A todos os que sentiram e viveram a tragédia da Guerra Colonial um grande Abraço.
A todos os outros, obrigada por manterem viva a nossa história.
Antónia Guerreiro

Tói Guerreiro disse...

Caro Jacinto.
Como habitualmente,acompanho o teu extraordinário blogue diáriamente,sempre oportuno e pertinente nas informações publicadas.
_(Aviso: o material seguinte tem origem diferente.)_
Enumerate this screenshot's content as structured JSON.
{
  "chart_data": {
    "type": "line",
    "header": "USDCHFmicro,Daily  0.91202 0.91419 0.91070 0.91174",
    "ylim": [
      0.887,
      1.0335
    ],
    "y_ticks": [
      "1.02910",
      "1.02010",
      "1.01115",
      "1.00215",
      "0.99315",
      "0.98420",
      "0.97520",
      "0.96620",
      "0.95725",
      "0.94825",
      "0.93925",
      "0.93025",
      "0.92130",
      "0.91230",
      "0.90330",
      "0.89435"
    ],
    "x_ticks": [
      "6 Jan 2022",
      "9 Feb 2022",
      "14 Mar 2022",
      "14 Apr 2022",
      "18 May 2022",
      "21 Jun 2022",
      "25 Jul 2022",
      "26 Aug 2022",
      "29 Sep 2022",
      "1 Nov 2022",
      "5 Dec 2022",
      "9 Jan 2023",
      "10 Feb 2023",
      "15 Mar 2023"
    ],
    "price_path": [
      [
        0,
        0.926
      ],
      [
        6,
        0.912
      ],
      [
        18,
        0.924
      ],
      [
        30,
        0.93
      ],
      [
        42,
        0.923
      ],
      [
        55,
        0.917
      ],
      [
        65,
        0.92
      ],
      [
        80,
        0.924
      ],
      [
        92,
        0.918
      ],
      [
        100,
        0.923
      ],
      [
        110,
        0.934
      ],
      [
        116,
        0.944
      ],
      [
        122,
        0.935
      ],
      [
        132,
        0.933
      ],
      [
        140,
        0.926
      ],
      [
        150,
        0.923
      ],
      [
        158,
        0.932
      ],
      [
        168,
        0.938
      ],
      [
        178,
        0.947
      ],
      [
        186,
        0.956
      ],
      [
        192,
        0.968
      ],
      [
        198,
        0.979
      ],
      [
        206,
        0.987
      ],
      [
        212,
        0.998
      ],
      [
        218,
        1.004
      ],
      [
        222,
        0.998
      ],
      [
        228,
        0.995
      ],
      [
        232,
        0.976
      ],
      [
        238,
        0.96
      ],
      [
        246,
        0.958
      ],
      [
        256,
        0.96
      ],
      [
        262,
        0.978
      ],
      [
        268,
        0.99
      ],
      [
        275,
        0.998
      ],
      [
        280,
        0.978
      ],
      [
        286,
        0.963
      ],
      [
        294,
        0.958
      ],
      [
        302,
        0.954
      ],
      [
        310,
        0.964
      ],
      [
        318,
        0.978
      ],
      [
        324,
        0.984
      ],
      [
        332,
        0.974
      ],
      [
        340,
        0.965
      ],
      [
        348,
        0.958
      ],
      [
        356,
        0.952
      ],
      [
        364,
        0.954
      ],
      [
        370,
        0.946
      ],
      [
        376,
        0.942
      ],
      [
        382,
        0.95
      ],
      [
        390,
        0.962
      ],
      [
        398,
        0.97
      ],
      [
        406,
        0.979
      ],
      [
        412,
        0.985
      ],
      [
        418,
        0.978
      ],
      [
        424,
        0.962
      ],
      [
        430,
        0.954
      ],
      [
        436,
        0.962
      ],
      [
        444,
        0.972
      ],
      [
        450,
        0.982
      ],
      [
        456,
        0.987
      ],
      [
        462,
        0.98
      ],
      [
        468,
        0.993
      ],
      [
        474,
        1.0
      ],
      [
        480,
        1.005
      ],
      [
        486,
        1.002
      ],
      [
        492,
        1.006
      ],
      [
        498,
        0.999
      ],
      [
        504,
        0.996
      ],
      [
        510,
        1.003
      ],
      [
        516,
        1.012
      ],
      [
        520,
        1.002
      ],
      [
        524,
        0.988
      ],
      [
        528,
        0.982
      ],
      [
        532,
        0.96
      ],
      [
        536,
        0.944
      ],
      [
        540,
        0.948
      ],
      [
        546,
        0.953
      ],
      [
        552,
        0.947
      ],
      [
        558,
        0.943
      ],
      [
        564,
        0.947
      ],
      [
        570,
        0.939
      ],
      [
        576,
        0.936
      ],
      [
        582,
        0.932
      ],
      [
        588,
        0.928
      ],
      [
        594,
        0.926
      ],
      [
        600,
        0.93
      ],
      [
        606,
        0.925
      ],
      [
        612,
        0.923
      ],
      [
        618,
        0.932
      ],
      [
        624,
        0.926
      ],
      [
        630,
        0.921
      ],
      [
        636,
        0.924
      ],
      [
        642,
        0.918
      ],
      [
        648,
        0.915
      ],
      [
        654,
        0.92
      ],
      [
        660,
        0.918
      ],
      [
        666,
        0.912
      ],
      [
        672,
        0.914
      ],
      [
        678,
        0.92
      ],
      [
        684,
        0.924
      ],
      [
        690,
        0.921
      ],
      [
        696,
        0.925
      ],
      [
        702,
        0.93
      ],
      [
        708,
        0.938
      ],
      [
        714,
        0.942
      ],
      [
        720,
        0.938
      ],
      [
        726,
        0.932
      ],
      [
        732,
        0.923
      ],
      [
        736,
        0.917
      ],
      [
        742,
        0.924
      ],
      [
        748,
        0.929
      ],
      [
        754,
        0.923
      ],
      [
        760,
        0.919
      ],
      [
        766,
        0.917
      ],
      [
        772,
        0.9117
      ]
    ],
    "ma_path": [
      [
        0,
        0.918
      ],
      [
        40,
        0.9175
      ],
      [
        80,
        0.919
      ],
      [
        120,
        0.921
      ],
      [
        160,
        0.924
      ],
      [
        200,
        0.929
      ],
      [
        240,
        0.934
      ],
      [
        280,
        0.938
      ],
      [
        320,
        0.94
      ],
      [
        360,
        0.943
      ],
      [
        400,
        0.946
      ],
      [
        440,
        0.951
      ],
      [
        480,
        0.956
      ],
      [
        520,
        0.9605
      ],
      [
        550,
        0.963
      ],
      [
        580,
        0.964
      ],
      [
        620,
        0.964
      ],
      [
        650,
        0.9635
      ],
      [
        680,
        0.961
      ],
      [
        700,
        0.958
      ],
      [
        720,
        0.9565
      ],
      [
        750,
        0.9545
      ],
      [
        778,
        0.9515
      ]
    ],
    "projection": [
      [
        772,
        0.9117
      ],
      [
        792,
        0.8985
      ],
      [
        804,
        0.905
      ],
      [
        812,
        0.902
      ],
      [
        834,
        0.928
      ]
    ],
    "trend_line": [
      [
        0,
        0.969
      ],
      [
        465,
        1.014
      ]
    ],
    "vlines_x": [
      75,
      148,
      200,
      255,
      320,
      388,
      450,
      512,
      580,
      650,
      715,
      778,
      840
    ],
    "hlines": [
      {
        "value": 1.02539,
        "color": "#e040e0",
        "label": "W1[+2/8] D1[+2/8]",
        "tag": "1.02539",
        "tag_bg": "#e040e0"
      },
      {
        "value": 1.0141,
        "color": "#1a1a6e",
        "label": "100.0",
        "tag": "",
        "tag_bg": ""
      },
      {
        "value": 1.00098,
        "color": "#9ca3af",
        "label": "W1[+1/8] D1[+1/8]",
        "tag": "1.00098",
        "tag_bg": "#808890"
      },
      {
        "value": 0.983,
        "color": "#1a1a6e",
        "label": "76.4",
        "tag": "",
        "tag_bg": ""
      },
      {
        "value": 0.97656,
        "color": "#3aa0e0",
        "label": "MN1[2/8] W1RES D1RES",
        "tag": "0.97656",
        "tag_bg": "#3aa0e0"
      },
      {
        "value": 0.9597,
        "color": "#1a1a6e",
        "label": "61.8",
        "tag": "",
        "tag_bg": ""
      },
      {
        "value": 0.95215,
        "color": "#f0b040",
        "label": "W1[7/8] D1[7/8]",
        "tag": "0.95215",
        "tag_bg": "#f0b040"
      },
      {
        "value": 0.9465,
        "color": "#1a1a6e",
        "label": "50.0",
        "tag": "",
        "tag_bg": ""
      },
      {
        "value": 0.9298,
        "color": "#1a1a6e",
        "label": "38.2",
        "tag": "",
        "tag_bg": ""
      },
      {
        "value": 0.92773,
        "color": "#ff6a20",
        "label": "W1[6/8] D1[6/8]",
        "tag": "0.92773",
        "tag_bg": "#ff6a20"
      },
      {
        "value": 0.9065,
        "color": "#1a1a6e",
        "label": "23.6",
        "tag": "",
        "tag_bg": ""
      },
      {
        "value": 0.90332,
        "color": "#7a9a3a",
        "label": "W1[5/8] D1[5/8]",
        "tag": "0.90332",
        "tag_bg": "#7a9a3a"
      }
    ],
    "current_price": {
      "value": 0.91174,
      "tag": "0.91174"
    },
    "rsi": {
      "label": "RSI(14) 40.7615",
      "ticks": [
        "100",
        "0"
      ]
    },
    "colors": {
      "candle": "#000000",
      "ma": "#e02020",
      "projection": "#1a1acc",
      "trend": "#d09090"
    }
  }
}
Neste dia,tornei-me solidário ao recordares e ao prestares simbólicamente homenagem aos soldados barranquenhos,sucumbidos e aos sobreviventes da guerra colonial,entre os mortos,encontra-se o filho do "tio Lolita",António Marques.
Em 1968 vivía em Barrancos,com minha mãe,meu pai estava ausente, na Guiné em comissão de serviço pela P.S.P.
Data que não preciso,o António encontrava-se de férias em Barrancos,pela sua mobilização para Moçambique.Em Montes Claros,na época era um ponto de encontro da rapaziada,mais precisamente,à sombra no "portado" da Tia Rosa,lembro-me como se fosse hoje!o Manuel "Lolita"chamou-me (eu era o mais novo)e diz-me:
-Tói,vai ao tio Navarro e compra-me um maço de tabaco Monserrate f.f!
E comprei-lhe os cigarros.
Não podia deixar de partilhar este episódio,com o Estado de Barrancos,que permanece na minha memória,pela tragédia ocorrida,após algum tempo.
Como dizes Jacinto e bem!
Não devemos ignorar e compreendermos,as mazelas que psicologicamente deixou a muitos combatentes,repercutindo negativamente,social,profissional e familiarmente,numa guerra inglória e caduca,que os fascistas criaram com a capa dum suposto "imperio português".

Tói Guerreiro

Anónimo disse...

a História tem destas coisas tristes!!! E desnecessárias!!! Porquê lutar por um bocado de chão que não era nosso??? Tantas famílias destroçadas cá e lá....
Que Deus os guarde!

Anónimo disse...

Olá Jacinto
A propósito desta noticia que publicaste, li há pouco tempo, "O Anjo Branco" de José Rodrigues dos Santos, que através da história da vida de seu pai, médico fundador do serviço médico aéreo em Moçambique, faz um retrato da Guerra do Ultramar.
Para mim, que nasci em 1971,este livro foi uma verdadeira lição de história.
Respeito a dor e o sofrimento das famílias que perderam um ente querido numa guerra sem razão e infelizmente tenho vivido de muito perto a história do soldado António Marques, por ser vizinha da irmã, embora eu não o tenha conhecido.
Que Deus guarde as almas de todos estes portugueses que pereceram.